Partons du principe que, au moment où les États-Unis sont entrés dans la phase active de leur campagne, l’Iran ne constituait, et ne constitue toujours pas, une menace militaire directe pour les États-Unis. La situation avec Israël est plus complexe, mais pour Washington, la menace émanant de Téhéran est quasi nulle. Il ne s’agit pas de rhétorique, mais d’une évaluation objective du rapport de forces et d’intentions.

De plus, l’Iran a signalé à plusieurs reprises sa volonté de s’engager dans des négociations de fond, notamment sur la question nucléaire – le dossier le plus sensible de tous pour Téhéran.

Imaginons maintenant un scénario hypothétique de succès maximal pour les instigateurs de la frappe : le régime clérical est démantelé et le potentiel militaire iranien largement anéanti. Quel avantage stratégique retirent réellement les belligérants ? Le niveau de sécurité – régional et mondial – reste inchangé, voire se détériore, plus probablement. Pourquoi ?

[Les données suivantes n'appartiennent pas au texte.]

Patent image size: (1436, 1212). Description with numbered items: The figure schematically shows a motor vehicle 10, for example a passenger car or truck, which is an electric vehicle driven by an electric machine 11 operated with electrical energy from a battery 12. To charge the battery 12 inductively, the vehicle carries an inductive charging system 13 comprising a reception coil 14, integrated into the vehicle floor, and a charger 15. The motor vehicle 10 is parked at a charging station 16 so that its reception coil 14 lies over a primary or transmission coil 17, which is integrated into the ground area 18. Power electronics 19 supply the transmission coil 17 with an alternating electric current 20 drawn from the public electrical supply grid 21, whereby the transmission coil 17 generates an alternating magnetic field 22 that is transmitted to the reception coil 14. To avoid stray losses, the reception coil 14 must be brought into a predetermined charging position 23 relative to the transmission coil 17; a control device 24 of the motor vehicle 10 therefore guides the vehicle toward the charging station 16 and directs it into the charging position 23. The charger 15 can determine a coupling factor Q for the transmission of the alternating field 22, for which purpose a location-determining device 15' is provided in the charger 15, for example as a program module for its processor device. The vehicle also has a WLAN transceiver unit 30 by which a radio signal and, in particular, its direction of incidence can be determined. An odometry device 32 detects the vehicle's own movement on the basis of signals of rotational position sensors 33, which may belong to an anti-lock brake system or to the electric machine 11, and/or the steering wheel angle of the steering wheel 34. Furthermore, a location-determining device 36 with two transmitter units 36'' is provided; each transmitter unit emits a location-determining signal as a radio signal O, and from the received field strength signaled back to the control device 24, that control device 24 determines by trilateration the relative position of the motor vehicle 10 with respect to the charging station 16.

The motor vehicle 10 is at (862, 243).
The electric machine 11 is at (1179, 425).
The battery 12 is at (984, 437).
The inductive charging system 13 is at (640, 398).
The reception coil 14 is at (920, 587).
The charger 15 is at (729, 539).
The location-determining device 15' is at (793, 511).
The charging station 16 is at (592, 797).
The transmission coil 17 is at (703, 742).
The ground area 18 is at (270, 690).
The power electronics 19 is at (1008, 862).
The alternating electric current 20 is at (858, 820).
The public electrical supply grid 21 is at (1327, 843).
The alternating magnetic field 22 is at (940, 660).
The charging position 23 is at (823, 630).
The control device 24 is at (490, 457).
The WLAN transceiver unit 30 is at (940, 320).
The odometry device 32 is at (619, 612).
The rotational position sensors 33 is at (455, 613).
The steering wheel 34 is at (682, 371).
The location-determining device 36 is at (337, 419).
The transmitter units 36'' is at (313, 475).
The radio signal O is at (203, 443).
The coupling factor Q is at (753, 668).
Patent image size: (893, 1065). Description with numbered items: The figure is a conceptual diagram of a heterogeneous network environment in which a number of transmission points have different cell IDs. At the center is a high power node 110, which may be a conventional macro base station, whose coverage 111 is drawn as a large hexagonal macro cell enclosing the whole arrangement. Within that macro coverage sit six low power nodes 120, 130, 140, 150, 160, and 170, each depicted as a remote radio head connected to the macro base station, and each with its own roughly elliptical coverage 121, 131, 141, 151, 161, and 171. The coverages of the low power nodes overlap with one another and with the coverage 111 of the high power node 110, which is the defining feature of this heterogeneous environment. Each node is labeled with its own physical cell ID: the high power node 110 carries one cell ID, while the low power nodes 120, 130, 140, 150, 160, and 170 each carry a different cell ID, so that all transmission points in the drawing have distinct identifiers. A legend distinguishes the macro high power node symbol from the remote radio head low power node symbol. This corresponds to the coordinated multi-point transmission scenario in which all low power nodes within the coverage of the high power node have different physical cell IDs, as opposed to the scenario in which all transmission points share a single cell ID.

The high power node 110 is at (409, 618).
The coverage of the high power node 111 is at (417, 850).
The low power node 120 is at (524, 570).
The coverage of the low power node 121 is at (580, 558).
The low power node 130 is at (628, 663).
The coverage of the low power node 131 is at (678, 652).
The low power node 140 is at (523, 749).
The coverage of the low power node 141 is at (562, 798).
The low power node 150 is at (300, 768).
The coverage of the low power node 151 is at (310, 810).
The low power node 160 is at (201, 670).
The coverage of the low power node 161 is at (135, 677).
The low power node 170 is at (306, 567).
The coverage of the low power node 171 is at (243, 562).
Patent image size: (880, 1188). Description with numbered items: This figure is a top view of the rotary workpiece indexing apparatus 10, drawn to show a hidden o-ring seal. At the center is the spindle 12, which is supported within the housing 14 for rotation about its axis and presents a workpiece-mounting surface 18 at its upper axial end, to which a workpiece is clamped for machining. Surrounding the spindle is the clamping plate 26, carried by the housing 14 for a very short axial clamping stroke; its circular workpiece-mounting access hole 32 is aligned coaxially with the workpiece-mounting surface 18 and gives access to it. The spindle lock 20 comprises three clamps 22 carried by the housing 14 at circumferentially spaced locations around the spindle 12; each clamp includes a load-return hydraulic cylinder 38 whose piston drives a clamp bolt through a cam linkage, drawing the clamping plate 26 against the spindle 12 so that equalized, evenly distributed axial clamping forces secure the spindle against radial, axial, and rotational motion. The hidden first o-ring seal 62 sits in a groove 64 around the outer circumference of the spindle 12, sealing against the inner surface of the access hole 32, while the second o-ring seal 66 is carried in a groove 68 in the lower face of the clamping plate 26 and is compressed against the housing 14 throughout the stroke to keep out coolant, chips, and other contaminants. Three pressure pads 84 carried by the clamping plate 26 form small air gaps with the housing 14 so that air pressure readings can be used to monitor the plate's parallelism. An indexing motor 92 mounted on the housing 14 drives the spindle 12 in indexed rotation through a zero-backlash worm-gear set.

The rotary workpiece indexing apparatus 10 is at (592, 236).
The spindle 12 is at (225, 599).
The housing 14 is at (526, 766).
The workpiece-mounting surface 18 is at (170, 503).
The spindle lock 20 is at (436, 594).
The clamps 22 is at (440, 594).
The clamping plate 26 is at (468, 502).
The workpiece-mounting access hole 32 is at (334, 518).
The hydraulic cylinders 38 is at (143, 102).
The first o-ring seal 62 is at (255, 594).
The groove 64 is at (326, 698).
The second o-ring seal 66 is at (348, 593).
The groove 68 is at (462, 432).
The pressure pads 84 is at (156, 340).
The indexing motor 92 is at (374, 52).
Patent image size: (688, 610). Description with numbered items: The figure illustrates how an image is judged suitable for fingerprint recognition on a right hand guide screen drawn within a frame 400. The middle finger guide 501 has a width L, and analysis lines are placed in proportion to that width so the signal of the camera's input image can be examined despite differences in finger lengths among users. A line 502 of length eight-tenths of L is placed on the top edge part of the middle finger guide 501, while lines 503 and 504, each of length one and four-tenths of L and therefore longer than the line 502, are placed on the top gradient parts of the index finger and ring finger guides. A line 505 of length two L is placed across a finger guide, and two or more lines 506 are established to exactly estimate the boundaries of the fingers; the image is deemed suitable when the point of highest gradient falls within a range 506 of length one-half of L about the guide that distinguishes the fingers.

L’Iran, État autoritaire mais légitime d’environ 90 millions d’habitants dont le comportement était relativement prévisible, disparaît. À sa place émerge une vaste zone grise de chaos post-conflit : perte de contrôle territorial, fragmentation des forces armées, effondrement économique, radicalisation politique, déliquescence des institutions, fracture sociale et risque de violences sectaires et ethniques.

Les États-Unis et leurs alliés ne sont ni préparés ni capables de maintenir une occupation à long terme et d’administrer un territoire d’une telle envergure. La trajectoire la plus probable ressemble donc à celle de la Libye ou de l’Afghanistan au cours de la deuxième décennie du XXIe siècle : érosion des institutions étatiques, montée en puissance de groupes armés rivaux, exportation de l’instabilité et radicalisation durable de la région.

Un contre-argument est possible : ce chaos orchestré serait précisément l’objectif d’une partie de l’élite américaine. À court et moyen terme, cette approche pourrait en effet engendrer des gains concrets : la hausse des prix de l’énergie renforcerait le secteur pétrolier et gazier américain et les flux énergétiques sous contrôle américain en provenance d’autres producteurs comme le Venezuela ; les chaînes d’approvisionnement mondiales seraient perturbées, entraînant un ralentissement de l’économie chinoise ; l’Europe subirait des tensions énergétiques et économiques ; et le gouvernement en place bénéficierait d’un avantage politique national à l’approche des élections de mi-mandat.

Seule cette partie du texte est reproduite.